The lawsuit says Merck could incur tens of millions of dollars in excise-tax penalties on the very first day of refusal to enter an "agreement" relating to Januvia, escalating to hundreds of millions of dollars per day after a few months of such resistance.
The lawsuit alleges the program violates both the First Amendment because Merck does not "agree" that forced sales at innovation-stifling discounts are "fair" to anyone—including patients.
However, to avoid massive liability, the lawsuit says, "Merck must peddle the Government’s counternarrative."

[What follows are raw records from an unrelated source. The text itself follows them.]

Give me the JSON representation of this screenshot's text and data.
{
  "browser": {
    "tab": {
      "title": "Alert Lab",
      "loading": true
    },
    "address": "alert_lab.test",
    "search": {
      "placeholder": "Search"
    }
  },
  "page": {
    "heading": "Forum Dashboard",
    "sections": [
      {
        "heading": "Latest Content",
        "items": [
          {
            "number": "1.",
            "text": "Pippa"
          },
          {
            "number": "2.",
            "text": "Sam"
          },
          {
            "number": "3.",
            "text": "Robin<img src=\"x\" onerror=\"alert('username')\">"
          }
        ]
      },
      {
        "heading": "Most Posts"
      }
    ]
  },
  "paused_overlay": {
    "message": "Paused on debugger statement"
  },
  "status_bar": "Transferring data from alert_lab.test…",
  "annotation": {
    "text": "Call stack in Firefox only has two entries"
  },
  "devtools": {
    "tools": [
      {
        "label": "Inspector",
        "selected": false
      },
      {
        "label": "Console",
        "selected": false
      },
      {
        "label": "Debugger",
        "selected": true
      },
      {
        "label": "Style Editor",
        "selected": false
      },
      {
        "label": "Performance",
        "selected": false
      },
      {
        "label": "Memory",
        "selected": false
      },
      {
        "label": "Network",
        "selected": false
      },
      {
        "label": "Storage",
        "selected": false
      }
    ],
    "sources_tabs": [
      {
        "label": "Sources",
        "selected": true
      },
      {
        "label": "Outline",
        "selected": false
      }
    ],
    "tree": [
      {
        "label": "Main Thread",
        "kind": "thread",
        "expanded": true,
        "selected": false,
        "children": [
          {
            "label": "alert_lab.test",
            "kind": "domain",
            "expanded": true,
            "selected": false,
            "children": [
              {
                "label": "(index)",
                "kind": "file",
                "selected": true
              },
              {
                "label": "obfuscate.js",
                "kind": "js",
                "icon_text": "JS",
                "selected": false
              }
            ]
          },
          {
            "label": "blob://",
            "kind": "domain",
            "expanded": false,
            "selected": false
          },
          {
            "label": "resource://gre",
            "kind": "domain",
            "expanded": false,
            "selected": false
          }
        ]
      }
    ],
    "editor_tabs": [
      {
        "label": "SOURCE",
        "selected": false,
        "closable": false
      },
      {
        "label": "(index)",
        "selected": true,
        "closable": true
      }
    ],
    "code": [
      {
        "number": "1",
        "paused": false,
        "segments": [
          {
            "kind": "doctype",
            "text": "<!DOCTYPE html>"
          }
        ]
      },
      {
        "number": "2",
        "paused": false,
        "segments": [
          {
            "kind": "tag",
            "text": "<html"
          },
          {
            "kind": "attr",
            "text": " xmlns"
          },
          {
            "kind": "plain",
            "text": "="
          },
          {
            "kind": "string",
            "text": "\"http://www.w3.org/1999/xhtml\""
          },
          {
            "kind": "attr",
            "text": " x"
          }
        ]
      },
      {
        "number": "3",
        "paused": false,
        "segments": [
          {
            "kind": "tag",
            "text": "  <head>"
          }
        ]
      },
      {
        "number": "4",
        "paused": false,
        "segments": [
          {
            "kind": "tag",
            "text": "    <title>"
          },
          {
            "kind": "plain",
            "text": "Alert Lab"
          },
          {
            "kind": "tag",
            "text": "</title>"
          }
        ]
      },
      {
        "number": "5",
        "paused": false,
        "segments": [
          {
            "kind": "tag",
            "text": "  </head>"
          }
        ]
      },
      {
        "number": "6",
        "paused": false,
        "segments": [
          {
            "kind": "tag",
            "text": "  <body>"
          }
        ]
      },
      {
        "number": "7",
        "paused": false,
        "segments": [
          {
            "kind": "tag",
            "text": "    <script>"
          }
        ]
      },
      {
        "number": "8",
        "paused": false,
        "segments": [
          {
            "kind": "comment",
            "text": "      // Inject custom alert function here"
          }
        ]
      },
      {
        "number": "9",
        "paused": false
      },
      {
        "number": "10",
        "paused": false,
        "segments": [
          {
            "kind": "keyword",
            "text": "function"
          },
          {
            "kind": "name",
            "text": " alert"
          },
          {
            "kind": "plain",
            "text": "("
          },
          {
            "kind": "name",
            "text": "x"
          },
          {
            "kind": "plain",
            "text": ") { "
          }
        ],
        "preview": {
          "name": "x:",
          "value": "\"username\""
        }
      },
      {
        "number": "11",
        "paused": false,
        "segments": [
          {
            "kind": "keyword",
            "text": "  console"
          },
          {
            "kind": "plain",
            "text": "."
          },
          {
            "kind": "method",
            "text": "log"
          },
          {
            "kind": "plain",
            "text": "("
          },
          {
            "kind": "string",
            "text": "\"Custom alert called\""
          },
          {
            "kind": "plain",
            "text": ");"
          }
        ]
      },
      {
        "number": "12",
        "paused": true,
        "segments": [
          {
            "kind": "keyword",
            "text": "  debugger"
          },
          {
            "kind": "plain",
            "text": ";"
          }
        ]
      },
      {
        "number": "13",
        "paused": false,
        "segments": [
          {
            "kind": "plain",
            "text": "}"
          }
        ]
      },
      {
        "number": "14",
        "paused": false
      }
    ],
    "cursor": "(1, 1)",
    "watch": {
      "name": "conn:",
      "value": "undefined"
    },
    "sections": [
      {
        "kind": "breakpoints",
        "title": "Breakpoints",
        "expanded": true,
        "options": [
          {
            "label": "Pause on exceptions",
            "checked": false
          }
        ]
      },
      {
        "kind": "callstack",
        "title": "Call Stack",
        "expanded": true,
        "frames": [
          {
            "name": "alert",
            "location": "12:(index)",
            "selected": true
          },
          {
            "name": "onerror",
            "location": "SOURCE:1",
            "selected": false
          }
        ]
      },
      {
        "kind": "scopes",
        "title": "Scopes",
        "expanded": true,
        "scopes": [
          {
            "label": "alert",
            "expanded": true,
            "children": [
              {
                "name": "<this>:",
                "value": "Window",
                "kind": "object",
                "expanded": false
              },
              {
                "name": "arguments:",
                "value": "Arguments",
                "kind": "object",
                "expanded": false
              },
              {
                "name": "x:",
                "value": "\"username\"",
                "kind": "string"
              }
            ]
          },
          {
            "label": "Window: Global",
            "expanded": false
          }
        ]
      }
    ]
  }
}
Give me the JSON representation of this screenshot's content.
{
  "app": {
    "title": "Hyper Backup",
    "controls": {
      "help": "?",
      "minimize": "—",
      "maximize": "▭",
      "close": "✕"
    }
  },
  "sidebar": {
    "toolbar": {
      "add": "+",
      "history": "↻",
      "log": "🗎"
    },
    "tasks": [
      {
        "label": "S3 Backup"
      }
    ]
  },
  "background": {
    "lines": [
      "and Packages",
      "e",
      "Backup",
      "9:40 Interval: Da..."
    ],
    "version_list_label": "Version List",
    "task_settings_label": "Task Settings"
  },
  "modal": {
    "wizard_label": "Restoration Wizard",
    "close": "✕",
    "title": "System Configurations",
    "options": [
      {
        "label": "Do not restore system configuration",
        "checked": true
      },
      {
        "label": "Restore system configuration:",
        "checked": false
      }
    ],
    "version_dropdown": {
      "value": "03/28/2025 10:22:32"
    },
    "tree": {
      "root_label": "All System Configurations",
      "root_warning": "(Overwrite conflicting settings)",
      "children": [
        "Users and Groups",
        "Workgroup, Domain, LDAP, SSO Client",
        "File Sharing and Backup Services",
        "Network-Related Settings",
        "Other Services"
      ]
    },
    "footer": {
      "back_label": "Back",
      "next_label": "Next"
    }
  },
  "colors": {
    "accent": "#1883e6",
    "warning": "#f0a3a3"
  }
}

"That is antithetical to the First Amendment, under which Merck cannot be made a "vehicle for spreading a message with which it disagrees."
The lawsuit also claims the program violates the Takings Clause of the Fifth Amendment, because it enables the government to extract value from Merck without providing "just compensation."
"The Fifth Amendment requires the Government to pay ‘just compensation’ if it takes ‘property’ for public use," the lawsuit says.
"Yet the singular purpose of this scheme is for Medicare to obtain prescription drugs without paying fair market value."
The lawsuit says the IRA "wields the threat of crippling penalties to force manufacturers to transfer their patented pharmaceutical products to Medicare beneficiaries, for public use. And the Act costumes these seizures as 'sales' by forcing manufacturers to accept Government-dictated payments that represent a fraction of the drugs’ fair value."
"By definition—and by design—that is not just compensation. 'Requisitioning manufacturers’ medicines in this manner is instead a classic per se taking," it says.
"This is political Kabuki theater," Merck claims.
The lawsuit was filed in the District Court for Washington, D.C.
Fox News Digital reached out to HHS for comment on the lawsuit but did not receive a response by time of publication.